Segways and selfies … it’s the hipster nativity

Jesus’s startup: the hipster nativity set by San Diego-based company Modern Nativity.
Jesus’s startup: the hipster nativity set by San Diego-based company Modern Nativity. Photograph: Modern Nativity

Few iconic cultural events have such clear hipster readings as the birth, or startup if you prefer, of Jesus. There is the stable – an ancient form of glamping. And the candlelight – very hygge. The three wise men have the kind of names hipsters give their children – Melchior, Caspar and Balthazar. There are the beards. And shepherds (very now – look at the success of James Rebanks’ memoir about sheep rearing).

Still, one company has decided that nativity scenes need an overt hipster makeover. And lo!, San Diego-based company Modern Nativity has created a set featuring three wise men on Segways, bearing boxes containing gifts from Amazon Prime, Mary and Joseph taking a selfie over the baby Jesus in their stable with its solar-powered roof, and an organically reared cow eating gluten-free feed.

The company’s founder, Casey Wright, has described the response as “very polarised. It’s usually, ‘This is hilarious. I need one,’ or ‘This is sacrilegious. I hope you burn in hell,’ and almost nothing in between those two extremes.” Although Wright added, to CNBC, that what is perturbing many people is the authenticity of the hipster details. The company has had comments such as: “Segways aren’t hipster. They’re technically early-stage millennial with a tinge of east coast liberal.”

One of the more unusual nativity sets.
One of the more unusual nativity sets. Photograph: Oregon stores

Still, it’s good to have options.

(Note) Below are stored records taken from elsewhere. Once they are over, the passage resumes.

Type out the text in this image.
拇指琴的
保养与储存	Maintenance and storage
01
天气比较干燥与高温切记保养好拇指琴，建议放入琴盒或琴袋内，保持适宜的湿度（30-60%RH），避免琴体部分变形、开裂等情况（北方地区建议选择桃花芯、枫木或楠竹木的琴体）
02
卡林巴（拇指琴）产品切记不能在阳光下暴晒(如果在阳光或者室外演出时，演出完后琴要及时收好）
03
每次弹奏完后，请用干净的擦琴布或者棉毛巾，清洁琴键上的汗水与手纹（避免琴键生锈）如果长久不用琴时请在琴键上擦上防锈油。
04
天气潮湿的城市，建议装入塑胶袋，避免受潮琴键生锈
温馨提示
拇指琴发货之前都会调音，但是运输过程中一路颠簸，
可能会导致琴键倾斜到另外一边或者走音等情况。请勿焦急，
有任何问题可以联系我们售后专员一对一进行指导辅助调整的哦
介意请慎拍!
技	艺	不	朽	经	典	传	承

Other nativity sets have tried different takes on the scene – artist Émilie Voirin has a minimalist one, comprising wooden blocks engraved with the names of the characters, and crafts site Etsy has sets including finger puppets and knitted characters (I like the nativity set of hand-modelled clay bull terriers). Californian pastor Mark Oestreicher keeps an annual list of the oddest and funniest nativity sets on his blog – my favourite is the strangely flirtatious ceramic frog with a nativity scene in its belly. Does the frog represent the universe? Or God? It’s far more thought-provoking than wondering if Amazon really is a hipster signifier.